Archive for Thursday, June 5, 2008

Cooldown raises cold cash for YMCA

Proceeds from benefit auction to help purchase memberships

Bonner Springs artist Michael Potts works on a portrait of John Lennon at the first Cooldown, a fundraiser last Thursday for the George Meyn Center for the Bonner Springs YMCA. Potts painted three works during the event, which included wine tasting and live music. The Lennon portrait sold for $900 - the highest-selling piece at the auction.

Bonner Springs artist Michael Potts works on a portrait of John Lennon at the first Cooldown, a fundraiser last Thursday for the George Meyn Center for the Bonner Springs YMCA. Potts painted three works during the event, which included wine tasting and live music. The Lennon portrait sold for $900 - the highest-selling piece at the auction.

June 5, 2008

If your idea of culture is art, wine and live music you didn't have to leave Bonner Springs to get a taste of it Thursday night.

The George Meyn Center was the site of the first Cooldown, a benefit auction for the Bonner Springs YMCA's program to help families who can't afford memberships. Organizers hope to make the affair an annual event.

The event featured art work donated by Kansas City-area artists, including Bonner Springs' artist Michael Potts, who did three large "live" paintings at the event, and Alison Borgschulte, an employee at Moon Marble Company.

Half of the proceeds for each work purchased went to the artist and half went to the Mission Campaign.

Donated by Alison were scarves of unusual shapes, including one that looked like a fox stole. It came with a photo of the scarf hanging near a beef carcass, in which the scarf looked like a dead rabbit.

Bryan Albers, who came up with the idea of Cooldown and serves as the YMCA's Mission Campaign co-chair, bought the scarf, he said, because it was "freaky."

Albers said he didn't know if he would wear it, because, "I'm not sure it's my style."

Bruce Breslow, co-owner of Moon Marble, donated a "Moon and Stars" marble to the auction.

"I made it especially for this," Breslow said, while sipping a glass of Riesling wine from Matchit Liquors, a Shawnee store that provided wine for attendees to taste and to bid on.

Another artist, Sasha Sanders, from Kansas City, Mo., donated a couple of large abstract paintings, because it was for a good cause, she said.

"I do several charity events," Sanders said.

The auction included a variety of media, including photographs of Mexican deserts and architecture, and a large metal sculpture featuring a sphere composed of different shaped-scraps atop a curved rod pedestal.

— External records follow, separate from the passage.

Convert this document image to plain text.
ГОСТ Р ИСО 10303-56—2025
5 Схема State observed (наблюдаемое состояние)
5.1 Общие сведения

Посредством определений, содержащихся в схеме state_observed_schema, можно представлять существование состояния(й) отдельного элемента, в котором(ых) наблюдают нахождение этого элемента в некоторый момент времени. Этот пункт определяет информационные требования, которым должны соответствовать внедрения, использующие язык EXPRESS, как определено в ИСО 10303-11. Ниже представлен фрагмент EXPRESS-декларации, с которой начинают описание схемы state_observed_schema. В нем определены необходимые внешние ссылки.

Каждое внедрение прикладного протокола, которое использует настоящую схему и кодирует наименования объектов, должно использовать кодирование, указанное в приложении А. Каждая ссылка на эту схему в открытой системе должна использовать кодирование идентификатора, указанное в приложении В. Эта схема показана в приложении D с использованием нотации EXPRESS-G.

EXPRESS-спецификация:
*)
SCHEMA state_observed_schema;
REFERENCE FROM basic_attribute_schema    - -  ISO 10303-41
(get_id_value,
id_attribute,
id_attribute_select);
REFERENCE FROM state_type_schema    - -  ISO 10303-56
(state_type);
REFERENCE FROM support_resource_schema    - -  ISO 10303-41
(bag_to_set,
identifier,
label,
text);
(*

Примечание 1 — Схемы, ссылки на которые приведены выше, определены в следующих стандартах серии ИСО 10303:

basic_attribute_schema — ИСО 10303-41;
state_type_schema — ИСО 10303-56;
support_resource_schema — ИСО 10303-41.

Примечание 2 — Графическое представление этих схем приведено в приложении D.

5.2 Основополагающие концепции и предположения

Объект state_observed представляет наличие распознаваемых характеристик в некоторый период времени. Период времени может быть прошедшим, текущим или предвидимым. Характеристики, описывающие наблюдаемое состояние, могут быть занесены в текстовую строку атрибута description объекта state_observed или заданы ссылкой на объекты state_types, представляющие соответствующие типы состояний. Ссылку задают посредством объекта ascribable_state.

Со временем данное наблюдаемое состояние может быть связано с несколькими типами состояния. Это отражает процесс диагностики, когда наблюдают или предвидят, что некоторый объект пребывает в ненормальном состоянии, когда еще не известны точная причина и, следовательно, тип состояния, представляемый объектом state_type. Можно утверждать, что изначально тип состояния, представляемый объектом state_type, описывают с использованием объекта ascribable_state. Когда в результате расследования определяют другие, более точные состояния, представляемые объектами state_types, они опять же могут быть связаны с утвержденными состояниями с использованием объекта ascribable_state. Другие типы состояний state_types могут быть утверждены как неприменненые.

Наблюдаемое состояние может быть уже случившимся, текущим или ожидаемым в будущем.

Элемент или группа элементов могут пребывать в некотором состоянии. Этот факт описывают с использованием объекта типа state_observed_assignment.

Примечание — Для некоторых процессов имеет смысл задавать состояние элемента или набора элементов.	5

The highest price paid for any work was $900, for a huge John Lennon portrait that Bonner Springs artist Michael Potts painted live at the event, along with two others of George Brett and Janis Joplin.

Albers said he assembled the artists responsible for the roughly 45 pieces at the event through contacts he knew from his involvement in the Arts Council of Metropolitan Kansas City. About half of the works sold, he said.

"We had quite a bit of response," Albers said, especially considering "we didn't give the artists a bunch of time."

So for next year, with more time Albers said he hoped to assemble a larger collection of artwork that would be made especially for the event.

Jeff Harrington is co-chair of the Mission Campaign and organized the event with Albers.

"It's a good turnout for the first one," Harrington said. "I'm just ecstatic it's being supported."

Harrington said the reason for the campaign was "so we don't have to turn anyone away," and holding an art auction and wine tasting was a good alternative to "just asking people for money."

"I just wanted to support the event," said Ruth Ann Kirby, who is a member of the Bonner Springs YMCA. "I love the Y."

Kirby, a retired schoolteacher, and her husband, Charles, have been members for years. She swims at the Bonner facility and takes part in the Silver Sneakers walking class.

"It's been good for us socially," Kirby said. "We've made lots of good friends."

The event also featured live folk music and acoustic covers by Danny McGaw.

Sheryl Hungerford, center executive of the Bonner Springs YMCA, said she was happy the event attracted the attendance it did and that the total money raised had not been tallied as of Tuesday.

Last year the Mission Campaign for the Bonner Springs YMCA allowed the organization to award more than $80,000 in financial assistance to more than 400 low-income families, Hungerford said.